Kelman is a profoundly political writer, concerned with the way that representing speech or policing speech can be a form of social control. Throughout the novel, Kieron's mother and other authority figures try to make him forsake the marked Scots features of his language and use more socially prestigious forms. "Ye had to speak right all the time, Oh it is not cannay it is cannot, you must not say didnay it is did not. If it is the classroom it is not the gutter. It is the Queen's English, only you must speak the Queen's English."
It's clear, by contrast, that Kelman wants his creation to speak in his native idiom, even at the risk of banality. He goes out of his way to avoid anything that smacks of fine writing. There's not a memorable sentence in the entire book. Occasionally, the result is a moving artlessness or a pungent, rhythmic vitality. More often, the effect is one of eye-watering dullness; the words just aren't doing enough heavy lifting to keep the reader interested. Kieron rambles on like the worst kind of bore, in repetitious, loosely connected flights of fancy.
Still, this isn't a bad book. Kelman is a writer of singular will and sincerity. He is, like many highly original artists, proposing to create the taste by which he is judged. In language and structure, he rejects forms that have worked for other writers. He willfully ducks anything that resembles a decisive climax - as if to write one would do violence to the naturalism of his material.

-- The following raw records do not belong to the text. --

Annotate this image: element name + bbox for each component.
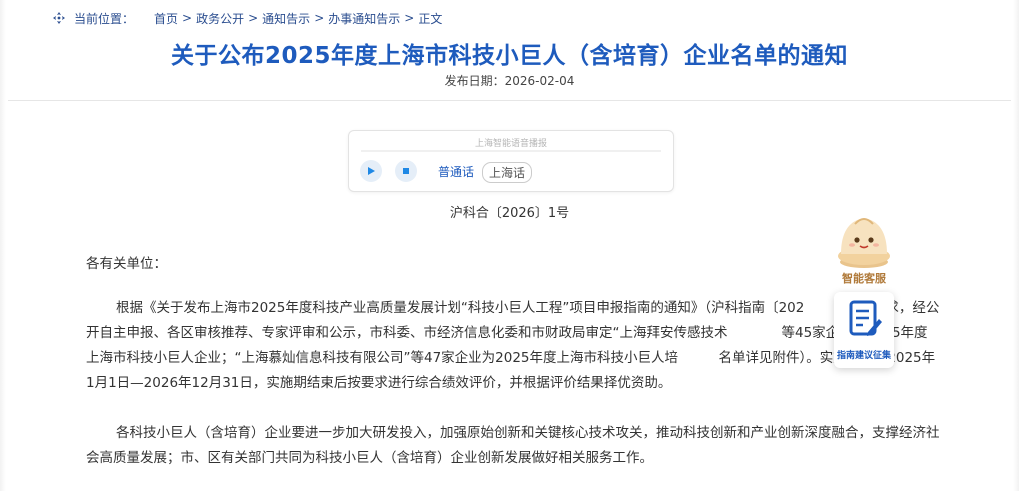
- breadcrumb-service-notices[interactable]: 办事通知告示: [328, 10, 400, 27]
- audio-caption: 上海智能语音播报: [474, 139, 547, 149]
- breadcrumb: 当前位置： 首页 > 政务公开 > 通知告示 > 办事通知告示 > 正文: [52, 9, 442, 27]
- publish-date: 发布日期：2026-02-04: [444, 74, 575, 88]
- lang-mandarin[interactable]: 普通话: [434, 162, 478, 183]
- guide-feedback-label: 指南建议征集: [836, 351, 891, 361]
- breadcrumb-separator: >: [314, 11, 325, 25]
- body-paragraph: 各科技小巨人（含培育）企业要进一步加大研发投入，加强原始创新和关键核心技术攻关，…: [86, 425, 940, 466]
- breadcrumb-separator: >: [182, 11, 193, 25]
- breadcrumb-separator: >: [248, 11, 259, 25]
- lang-shanghainese[interactable]: 上海话: [482, 162, 533, 183]
- breadcrumb-home[interactable]: 首页: [154, 10, 178, 27]
- breadcrumb-gov-affairs[interactable]: 政务公开: [196, 10, 244, 27]
- location-icon: [52, 11, 66, 25]
- play-button[interactable]: [360, 160, 382, 182]
- customer-service-label: 智能客服: [842, 272, 886, 285]
- article-title: 关于公布2025年度上海市科技小巨人（含培育）企业名单的通知: [170, 43, 848, 69]
- body-paragraph: 根据《关于发布上海市2025年度科技产业高质量发展计划“科技小巨人工程”项目申报…: [86, 300, 940, 391]
- header-divider: [8, 100, 1011, 101]
- play-icon: [368, 167, 375, 175]
- language-selector: 普通话 上海话: [434, 162, 533, 183]
- salutation: 各有关单位：: [86, 256, 167, 272]
- stop-button[interactable]: [395, 160, 417, 182]
- audio-progress-bar[interactable]: [361, 150, 661, 152]
- customer-service-widget[interactable]: 智能客服: [833, 210, 895, 288]
- bun-mascot-icon: [838, 218, 890, 268]
- audio-player: 上海智能语音播报 普通话 上海话: [348, 130, 674, 192]
- guide-feedback-widget[interactable]: 指南建议征集: [834, 292, 894, 368]
- breadcrumb-current: 正文: [418, 11, 443, 26]
- breadcrumb-label: 当前位置：: [74, 11, 135, 26]
- document-edit-icon: [849, 300, 882, 336]
- breadcrumb-separator: >: [404, 11, 415, 25]
- breadcrumb-notices[interactable]: 通知告示: [262, 10, 310, 27]
- stop-icon: [403, 168, 409, 174]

Instead, grittily, by inches, and yammering all the time, Kieron pulls himself virtually unaided into young manhood.
Indeed, one of the most persistent motifs in the book is of Kieron climbing; up trees, or up ronepipes - drainpipes - at the new housing estate. The drainpipe climbing could stand as an image for Kelman's achievement in this book as a whole: the courage and tenacity required to pull it off are undeniable - but there is scant pleasure to be had watching him do it.